I feel it would be a good idea to have a thread with common answers to SEO problems, as often the same questions can be asked again and again, and it's nice to have a central resource of information.
I've got started with a few questions and answers, but hopefully this can become an interactive thread, with both questions and answers submitted and added to the FAQ itself. Looking forward to your ideas!
THE SEO FAQ
What is PR, and how important is it?
Pagerank, often abbreviated to PR, is a term you'll hear a great deal in the SEO world. Briefly put, it is a numerical value calculated by Google, which is a measure of the incoming links to a particular page. The more incoming links you have, and the higher the PR of these incoming links, the greater the PR of that particular page will be. It's important to realise that PR is calculated on a page by page, not site by site basis, so even if a site's homepage has high PR, if the page linking to you is low PR, the link will only pass a small amount of PR.
The actual formula for calculating PR is no mystery, as it was part of a published paper by the Google founders, Sergey Brin and Larry Page (for whom PageRank is named!). The formula is:
- PR(A) = (1-d) + d (PR(T1)/C(T1) + ... + PR(Tn)/C(Tn))
where PR(A) is the PageRank of a page A
PR(T1) is the PageRank of a page T1
C(T1) is the number of outgoing links from the page T1
d is a damping factor in the range 0 < d < 1, usually set to 0.85
This looks a bit daunting, but basically all it's saying is that the PR of page A, PR(A), is initially set at 0.15. We then add to that figure for each incoming link, taking into account the number of other links that page has. The basic idea to take from this, is that a link that passes lots of PR is one from a high PR page with few links.
Now it's important to understand that the PR you know and love, the green bar on the top of your browser is not a great indication of the actual PR of a particular page. Actual PR is calculated by Google daily, and can theoretically range from 0.15 to infinity for any given page. The PR you see in your browser is this value expressed logarithmically, as a proportion of the highest PR page on the web. So a PR3 page could range, for example, from 1000-10,000 actual PR units. The next level up, PR4, might be 10,000 to 100,000 units. These are obviously arbitrary figures I made up, but they show how inaccurate the green bar in your browser is. And it gets worse...the toolbar PR is only updated by Google every 3 months or so, so the value you see was not only an approximation to start with, but it's now a 3 month old approximation.
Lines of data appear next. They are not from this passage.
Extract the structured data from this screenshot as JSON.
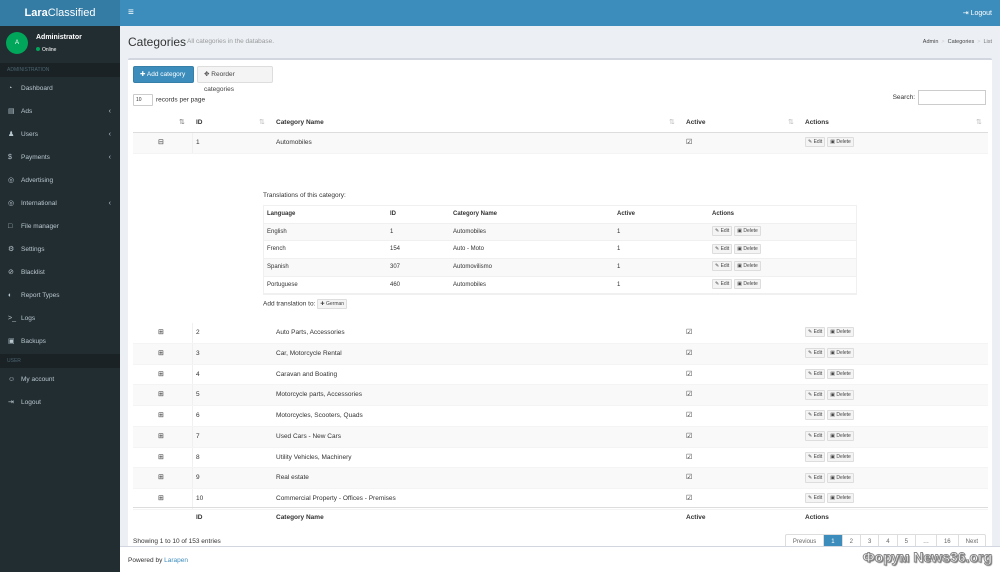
{
  "app": {
    "logo_bold": "Lara",
    "logo_rest": "Classified",
    "toggle_label": "≡",
    "logout_label": "Logout"
  },
  "user": {
    "avatar_initial": "A",
    "name": "Administrator",
    "status": "Online"
  },
  "sidebar": {
    "section_admin": "ADMINISTRATION",
    "section_user": "USER",
    "admin_items": [
      {
        "label": "Dashboard",
        "icon": "dashboard-icon",
        "glyph": "◔",
        "chev": ""
      },
      {
        "label": "Ads",
        "icon": "table-icon",
        "glyph": "▤",
        "chev": "‹"
      },
      {
        "label": "Users",
        "icon": "users-icon",
        "glyph": "♟",
        "chev": "‹"
      },
      {
        "label": "Payments",
        "icon": "dollar-icon",
        "glyph": "$",
        "chev": "‹"
      },
      {
        "label": "Advertising",
        "icon": "globe-icon",
        "glyph": "◎",
        "chev": ""
      },
      {
        "label": "International",
        "icon": "globe-icon",
        "glyph": "◎",
        "chev": "‹"
      },
      {
        "label": "File manager",
        "icon": "file-icon",
        "glyph": "□",
        "chev": ""
      },
      {
        "label": "Settings",
        "icon": "gear-icon",
        "glyph": "⚙",
        "chev": ""
      },
      {
        "label": "Blacklist",
        "icon": "ban-icon",
        "glyph": "⊘",
        "chev": ""
      },
      {
        "label": "Report Types",
        "icon": "report-icon",
        "glyph": "◐",
        "chev": ""
      },
      {
        "label": "Logs",
        "icon": "terminal-icon",
        "glyph": ">_",
        "chev": ""
      },
      {
        "label": "Backups",
        "icon": "database-icon",
        "glyph": "▣",
        "chev": ""
      }
    ],
    "user_items": [
      {
        "label": "My account",
        "icon": "user-icon",
        "glyph": "☺",
        "chev": ""
      },
      {
        "label": "Logout",
        "icon": "sign-out-icon",
        "glyph": "⇥",
        "chev": ""
      }
    ]
  },
  "page": {
    "title": "Categories",
    "subtitle": "All categories in the database.",
    "breadcrumb": [
      "Admin",
      "Categories",
      "List"
    ]
  },
  "toolbar": {
    "add_label": "Add category",
    "reorder_label": "Reorder categories"
  },
  "table": {
    "length_value": "10",
    "length_label": "records per page",
    "search_label": "Search:",
    "columns": [
      "ID",
      "Category Name",
      "Active",
      "Actions"
    ],
    "edit_label": "Edit",
    "delete_label": "Delete",
    "rows": [
      {
        "id": "1",
        "name": "Automobiles"
      },
      {
        "id": "2",
        "name": "Auto Parts, Accessories"
      },
      {
        "id": "3",
        "name": "Car, Motorcycle Rental"
      },
      {
        "id": "4",
        "name": "Caravan and Boating"
      },
      {
        "id": "5",
        "name": "Motorcycle parts, Accessories"
      },
      {
        "id": "6",
        "name": "Motorcycles, Scooters, Quads"
      },
      {
        "id": "7",
        "name": "Used Cars - New Cars"
      },
      {
        "id": "8",
        "name": "Utility Vehicles, Machinery"
      },
      {
        "id": "9",
        "name": "Real estate"
      },
      {
        "id": "10",
        "name": "Commercial Property - Offices - Premises"
      }
    ],
    "info": "Showing 1 to 10 of 153 entries"
  },
  "translations": {
    "title": "Translations of this category:",
    "columns": [
      "Language",
      "ID",
      "Category Name",
      "Active",
      "Actions"
    ],
    "rows": [
      {
        "language": "English",
        "id": "1",
        "name": "Automobiles",
        "active": "1"
      },
      {
        "language": "French",
        "id": "154",
        "name": "Auto - Moto",
        "active": "1"
      },
      {
        "language": "Spanish",
        "id": "307",
        "name": "Automovilismo",
        "active": "1"
      },
      {
        "language": "Portuguese",
        "id": "460",
        "name": "Automobiles",
        "active": "1"
      }
    ],
    "add_label": "Add translation to:",
    "add_lang": "German"
  },
  "pagination": [
    "Previous",
    "1",
    "2",
    "3",
    "4",
    "5",
    "…",
    "16",
    "Next"
  ],
  "footer": {
    "powered_label": "Powered by",
    "powered_link": "Larapen"
  },
  "watermark": "Форум News36.org"
}
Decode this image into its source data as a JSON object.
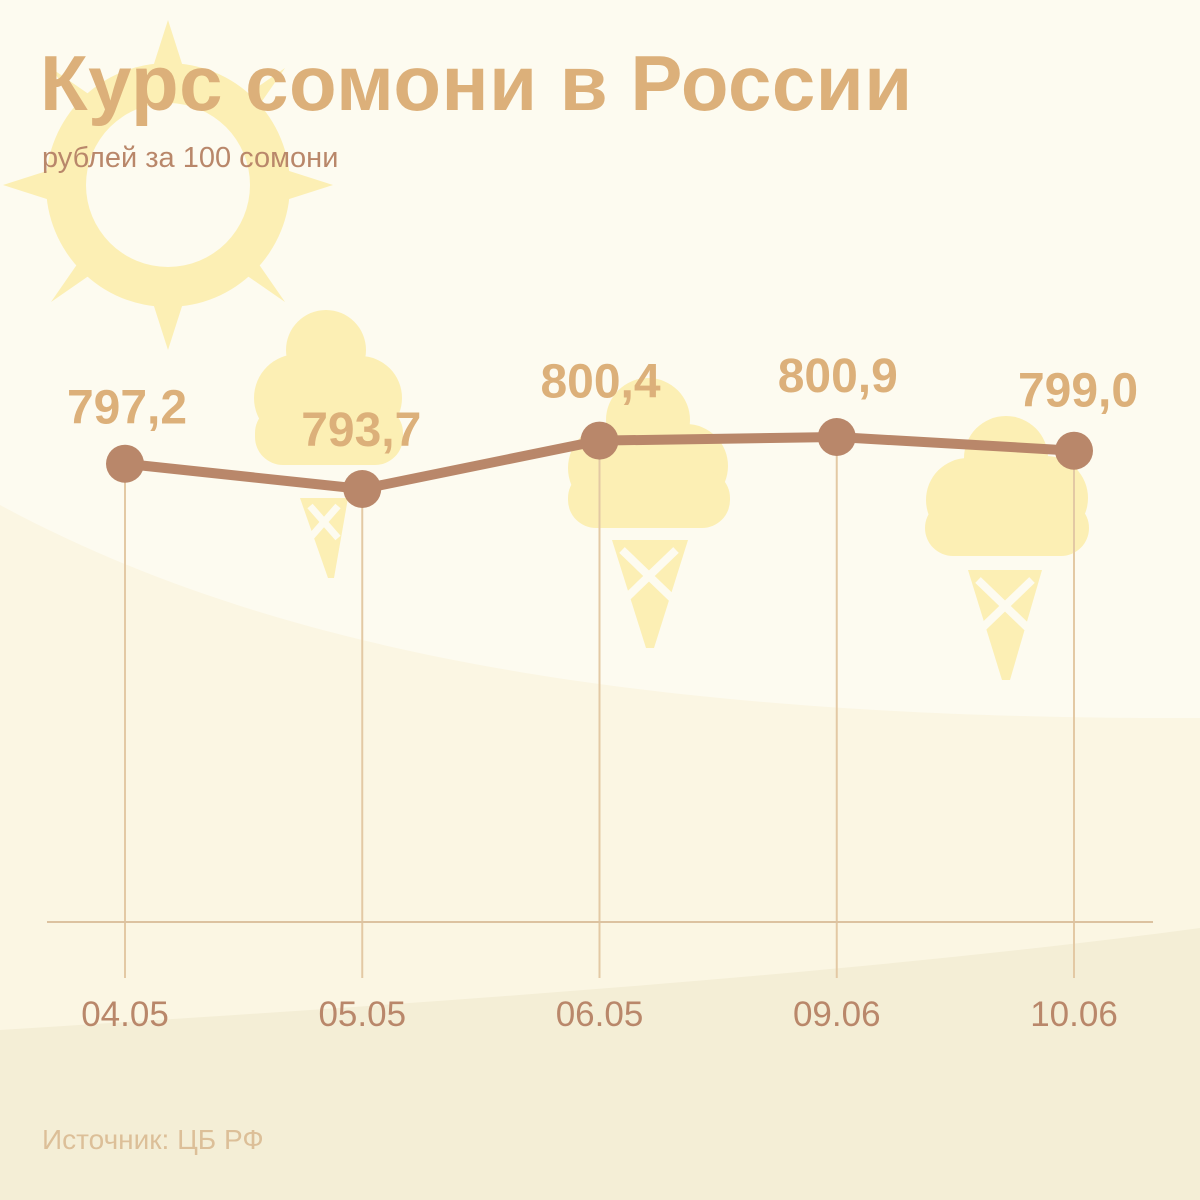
{
  "header": {
    "title": "Курс сомони в России",
    "subtitle": "рублей за 100 сомони"
  },
  "footer": {
    "source": "Источник: ЦБ РФ"
  },
  "colors": {
    "background": "#fdfbf0",
    "background_band": "#f4eed6",
    "title": "#dcb07a",
    "line": "#b9876a",
    "value_labels": "#dcb07a",
    "axis_labels": "#b9876a",
    "decoration": "#fcefb4"
  },
  "decorations": [
    "sun-icon",
    "ice-cream-icon",
    "ice-cream-icon",
    "ice-cream-icon"
  ],
  "chart_data": {
    "type": "line",
    "categories": [
      "04.05",
      "05.05",
      "06.05",
      "09.06",
      "10.06"
    ],
    "values": [
      797.2,
      793.7,
      800.4,
      800.9,
      799.0
    ],
    "value_labels": [
      "797,2",
      "793,7",
      "800,4",
      "800,9",
      "799,0"
    ],
    "title": "Курс сомони в России",
    "subtitle": "рублей за 100 сомони",
    "xlabel": "",
    "ylabel": "",
    "grid": false,
    "legend": "none"
  }
}
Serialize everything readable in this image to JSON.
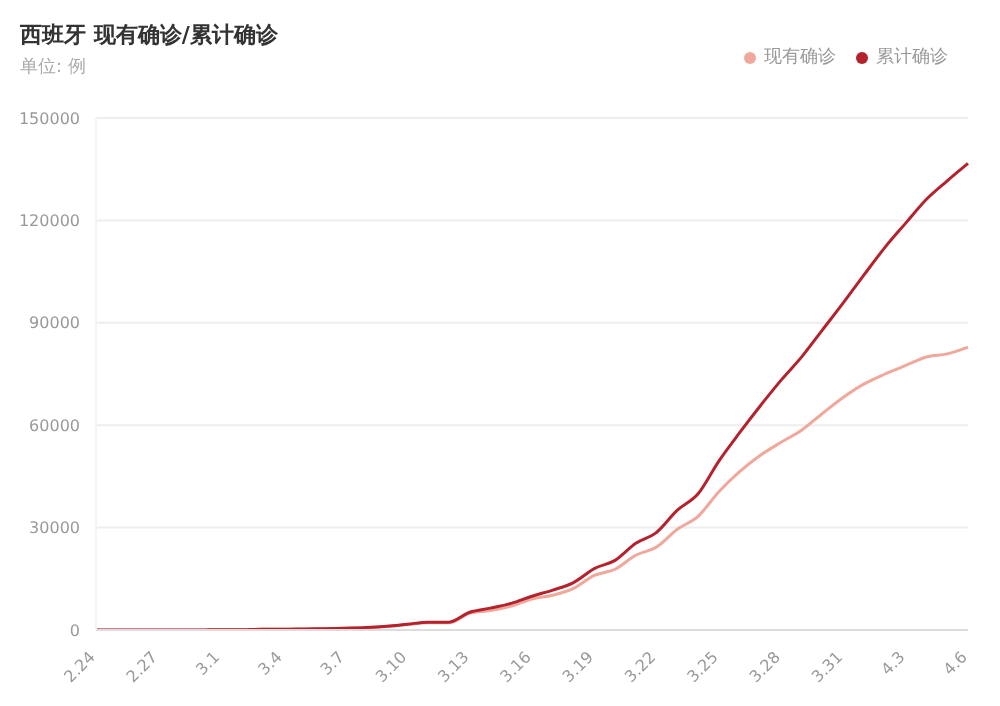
{
  "chart_data": {
    "type": "line",
    "title": "西班牙 现有确诊/累计确诊",
    "subtitle": "单位: 例",
    "categories": [
      "2.24",
      null,
      null,
      "2.27",
      null,
      null,
      "3.1",
      null,
      null,
      "3.4",
      null,
      null,
      "3.7",
      null,
      null,
      "3.10",
      null,
      null,
      "3.13",
      null,
      null,
      "3.16",
      null,
      null,
      "3.19",
      null,
      null,
      "3.22",
      null,
      null,
      "3.25",
      null,
      null,
      "3.28",
      null,
      null,
      "3.31",
      null,
      null,
      "4.3",
      null,
      null,
      "4.6"
    ],
    "series": [
      {
        "name": "现有确诊",
        "color": "#f0a89c",
        "values": [
          0,
          0,
          0,
          0,
          0,
          0,
          100,
          100,
          200,
          200,
          200,
          400,
          500,
          600,
          1000,
          1600,
          2100,
          2100,
          4900,
          5700,
          7000,
          9100,
          10200,
          12200,
          16000,
          17800,
          21900,
          24300,
          29500,
          33300,
          40500,
          46400,
          51200,
          55000,
          58600,
          63500,
          68200,
          72100,
          75000,
          77500,
          80000,
          80900,
          82900
        ]
      },
      {
        "name": "累计确诊",
        "color": "#b3222d",
        "values": [
          0,
          0,
          0,
          0,
          0,
          0,
          100,
          100,
          200,
          200,
          300,
          400,
          500,
          700,
          1100,
          1700,
          2300,
          2300,
          5200,
          6400,
          7800,
          9900,
          11700,
          13900,
          18000,
          20400,
          25400,
          28600,
          35100,
          39900,
          49500,
          57800,
          65700,
          73200,
          80100,
          88000,
          95900,
          104100,
          112100,
          119200,
          126200,
          131600,
          136700
        ]
      }
    ],
    "ylim": [
      0,
      150000
    ],
    "yticks": [
      0,
      30000,
      60000,
      90000,
      120000,
      150000
    ],
    "grid": "y",
    "legend": "top right",
    "marker": "none",
    "line_style": "solid"
  }
}
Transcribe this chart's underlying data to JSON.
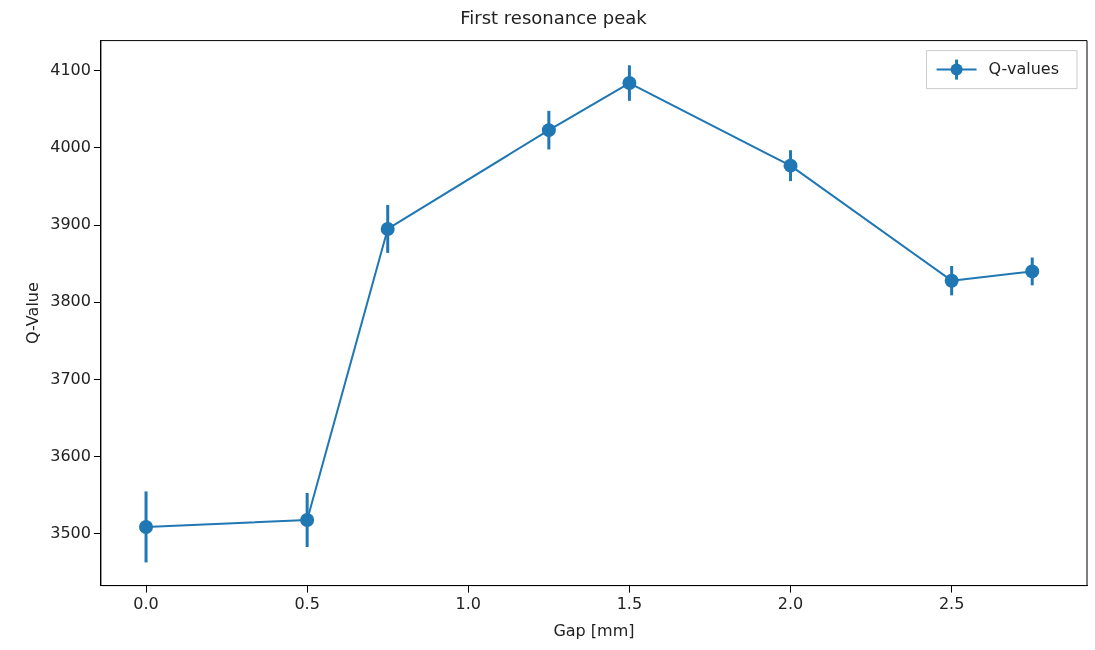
{
  "chart_data": {
    "type": "line",
    "title": "First resonance peak",
    "xlabel": "Gap [mm]",
    "ylabel": "Q-Value",
    "x": [
      0.0,
      0.5,
      0.75,
      1.25,
      1.5,
      2.0,
      2.5,
      2.75
    ],
    "series": [
      {
        "name": "Q-values",
        "color": "#1f77b4",
        "values": [
          3509,
          3518,
          3895,
          4023,
          4084,
          3977,
          3828,
          3840
        ],
        "errors": [
          46,
          35,
          31,
          25,
          23,
          20,
          19,
          18
        ]
      }
    ],
    "xlim": [
      -0.14,
      2.92
    ],
    "xticks": [
      {
        "value": 0,
        "label": "0.0"
      },
      {
        "value": 0.5,
        "label": "0.5"
      },
      {
        "value": 1,
        "label": "1.0"
      },
      {
        "value": 1.5,
        "label": "1.5"
      },
      {
        "value": 2,
        "label": "2.0"
      },
      {
        "value": 2.5,
        "label": "2.5"
      }
    ],
    "ylim": [
      3433,
      4139
    ],
    "yticks": [
      3500,
      3600,
      3700,
      3800,
      3900,
      4000,
      4100
    ],
    "grid": false,
    "legend": "top right",
    "marker": "circle",
    "line_style": "solid"
  }
}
A common misconception is that PR can only be passed by external links, but internal links are just as important. Managing the flow of PR through your site can be of great help in improving rankings.
You might have been able to guess by now, but my final sentiment is that PR is pretty much irrelevant in how well a page ranks. There are hundreds of factors that affect a page's ranking, and PR, in it's raw form is a very very small part of this.
What is duplicate content, what are its consequences and how do I prevent it?
Duplicate content is pretty much what it says on the tin, content which is so similar that it is deemed, by a search engine, to be an exact duplicate. The measures used by search engines to determine this are unknown, but it's best to take a common sense approach. If on reading the 2 pages a human would think they were copied from one to the other, they're likely to be seen as duplicates.
What are the consequences of duplicate content? Well, Google have stated that if they come across duplicate pages, they will make a judgement as to which is the “original,” and which is the “duplicate.” How exactly they do this we don't know, but it's likely to be based on when they first came across the page, and the number/quality of incoming links to each page. The original will be indexed and ranked as normal, with no penalties, the duplicate will be put in the supplemental index, and will stand no chance of ranking.
It's obviously important to ensure that our pages don't end up in the supplemental index, so how can we stop this. The first step is to make sure we don't rip content from other pages, and don't let other page use our content. If another page isn't indexed, you could theoretically use their content, and get away with being original, but to me this isn't morally acceptable, and is likely to breach copyright laws.
The next step is to ensure we don't have duplicate content issues within our own site. This can commonly occur when dynamically generating pages on a database driven site. While Google will probably index one of these pages, without penalty, the problem comes when we think of incoming links. If I have 5 duplicate pages, then people could link to any of these 5. However, only the links to the “original” will be counted by Google, so we're missing out on 80% of our incoming links, and this is with only 5 pages! The key is to follow good design principles, and use rewritten URLs and redirects where necessary.
Should I use absolute or relative URLs?
Absolute URLs (
http://www.mysite.com/page1) have no implicit advantage over relative URLs (/page1) in terms of SEO, but they are still the preferred option, for two reasons.
1) At some point in the future the page on which the link appears may change location. If you use relative URLs the link will now be wrong, whereas with absolute URLs it will still work.
2) It's unfortunate, but for content writers there is always a worry of having your content scraped. Using absolute URLs means that not only are the links on the scraped content not pointing at the scraper's pages, they are in fact going to be incoming links to your page! This is hallmark of scraped pages, and SEs undoubtedly use this to differentiate between original and scraped content.